KOFFVQA: An Objectively Evaluated Free-form VQA Benchmark for Large Vision-Language Models in the Korean Language

TL;DR

KOFFVQA addresses unreliable judgments in open-ended vision-language model evaluation and the lack of Korean-language benchmarks by introducing a general-purpose free-form VQA benchmark. It uses pre-defined, objective grading criteria fed to an LLM judge to score model responses, enabling reliable evaluation even for small open-source judges. The dataset comprises 275 Korean image-question pairs across 10 subcategories, with evaluation conducted on 47 VLMs, revealing that larger models do not necessarily outperform smaller ones and that the grading-criteria approach yields higher consistency than baseline comparisons. The study also demonstrates that including image input to judges can induce hallucinations, underscoring the advantage of language-only judging and highlighting avenues for improving judge training and benchmark design.

Abstract

The recent emergence of Large Vision-Language Models(VLMs) has resulted in a variety of different benchmarks for evaluating such models. Despite this, we observe that most existing evaluation methods suffer from the fact that they either require the model to choose from pre-determined responses, sacrificing open-endedness, or evaluate responses using a judge model, resulting in subjective and unreliable evaluation.

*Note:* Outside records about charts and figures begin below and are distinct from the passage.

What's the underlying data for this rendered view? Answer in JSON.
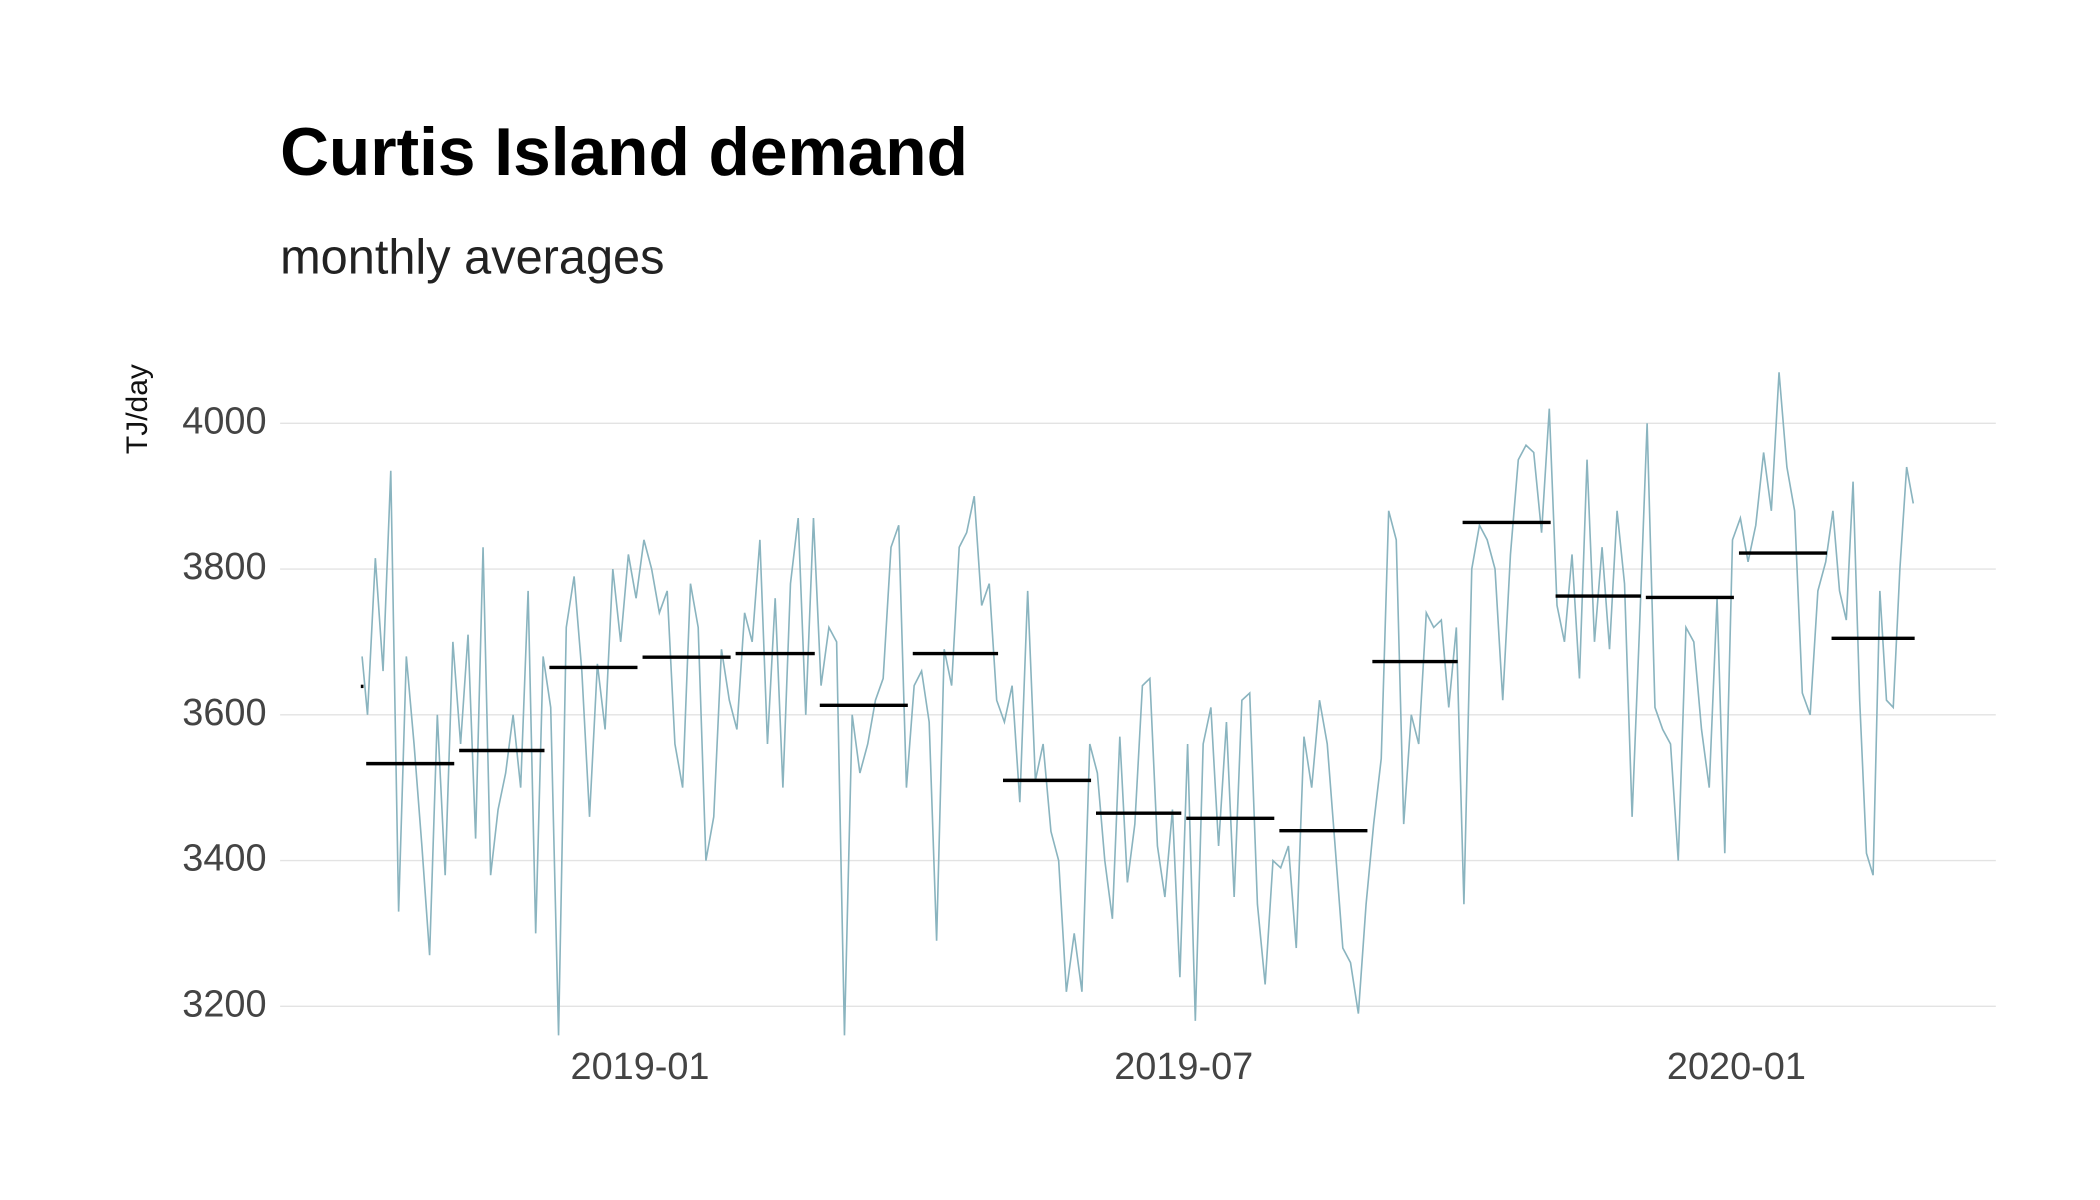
{
  "chart_data": {
    "type": "line",
    "title": "Curtis Island demand",
    "subtitle": "monthly averages",
    "ylabel": "TJ/day",
    "ylim": [
      3155,
      4085
    ],
    "yticks": [
      3200,
      3400,
      3600,
      3800,
      4000
    ],
    "xticks": [
      "2019-01",
      "2019-07",
      "2020-01"
    ],
    "grid": true,
    "months": [
      "2018-09",
      "2018-10",
      "2018-11",
      "2018-12",
      "2019-01",
      "2019-02",
      "2019-03",
      "2019-04",
      "2019-05",
      "2019-06",
      "2019-07",
      "2019-08",
      "2019-09",
      "2019-10",
      "2019-11",
      "2019-12",
      "2020-01",
      "2020-02"
    ],
    "series": [
      {
        "color": "#8ab4bf",
        "values": [
          [
            3680
          ],
          [
            3600,
            3815,
            3660,
            3935,
            3330,
            3680,
            3560,
            3420,
            3270,
            3600,
            3380,
            3700
          ],
          [
            3560,
            3710,
            3430,
            3830,
            3380,
            3470,
            3520,
            3600,
            3500,
            3770,
            3300,
            3680
          ],
          [
            3610,
            3160,
            3720,
            3790,
            3660,
            3460,
            3670,
            3580,
            3800,
            3700,
            3820,
            3760
          ],
          [
            3840,
            3800,
            3740,
            3770,
            3560,
            3500,
            3780,
            3720,
            3400,
            3460,
            3690,
            3620
          ],
          [
            3580,
            3740,
            3700,
            3840,
            3560,
            3760,
            3500,
            3780,
            3870,
            3600,
            3870
          ],
          [
            3640,
            3720,
            3700,
            3160,
            3600,
            3520,
            3560,
            3620,
            3650,
            3830,
            3860,
            3500
          ],
          [
            3640,
            3660,
            3590,
            3290,
            3690,
            3640,
            3830,
            3850,
            3900,
            3750,
            3780,
            3620
          ],
          [
            3590,
            3640,
            3480,
            3770,
            3510,
            3560,
            3440,
            3400,
            3220,
            3300,
            3220,
            3560
          ],
          [
            3520,
            3400,
            3320,
            3570,
            3370,
            3450,
            3640,
            3650,
            3420,
            3350,
            3470,
            3240
          ],
          [
            3560,
            3180,
            3560,
            3610,
            3420,
            3590,
            3350,
            3620,
            3630,
            3340,
            3230,
            3400
          ],
          [
            3390,
            3420,
            3280,
            3570,
            3500,
            3620,
            3560,
            3420,
            3280,
            3260,
            3190,
            3340
          ],
          [
            3450,
            3540,
            3880,
            3840,
            3450,
            3600,
            3560,
            3740,
            3720,
            3730,
            3610,
            3720
          ],
          [
            3340,
            3800,
            3860,
            3840,
            3800,
            3620,
            3820,
            3950,
            3970,
            3960,
            3850,
            4020
          ],
          [
            3750,
            3700,
            3820,
            3650,
            3950,
            3700,
            3830,
            3690,
            3880,
            3780,
            3460,
            3720
          ],
          [
            4000,
            3610,
            3580,
            3560,
            3400,
            3720,
            3700,
            3580,
            3500,
            3760,
            3410,
            3840
          ],
          [
            3870,
            3810,
            3860,
            3960,
            3880,
            4070,
            3940,
            3880,
            3630,
            3600,
            3770,
            3810
          ],
          [
            3880,
            3770,
            3730,
            3920,
            3620,
            3410,
            3380,
            3770,
            3620,
            3610,
            3800,
            3940,
            3890
          ]
        ]
      },
      {
        "color": "#000000",
        "values": [
          3639,
          3533,
          3551,
          3665,
          3679,
          3684,
          3613,
          3684,
          3510,
          3465,
          3458,
          3441,
          3673,
          3864,
          3763,
          3761,
          3822,
          3705
        ]
      }
    ]
  }
}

In addition, we observe a lack of benchmarks for VLMs in the Korean language, which are necessary as a separate metric from more common English language benchmarks, as the performance of generative language models can differ significantly based on the language being used. Therefore, we present KOFFVQA, a general-purpose free-form visual question answering benchmark in the Korean language for the evaluation of VLMs. Our benchmark consists of 275 carefully crafted questions each paired with an image and grading criteria covering 10 different aspects of VLM performance. The grading criteria eliminate the problem of unreliability by allowing the judge model to grade each response based on a pre-determined set of rules. By defining the evaluation criteria in an objective manner, even a small open-source model can be used to evaluate models on our benchmark reliably. In addition to evaluating a large number of existing VLMs on our benchmark, we also experimentally verify that our method of using pre-existing grading criteria for evaluation is much more reliable than existing methods. Our evaluation code is available at https://github.com/maum-ai/KOFFVQA

Paper Structure

This paper contains 15 sections, 3 figures, 3 tables.

Figures (3)

  • Figure 1: Distribution of question categories and subcategories in the KOFFVQA benchmark.
  • Figure 2: Three examples from each main category of our benchmark. The left column is the original text in Korean, and the right column provides the English translation. Grading criteria paired with partial points are given to the judge model to evaluate the VLM's response.
  • Figure 3: An example of a response that GPT-4o grades correctly when the image is not given as input but grades incorrectly when the image is given. The left columns are the original text in Korean, and the right columns provide the English translations. When the image is given, the judge model attempts to judge the response based on the image and hallucinates that the door in the middle of the photograph is green. When the image is not given, the judge has no reason to grade the response based on anything other than the given criteria.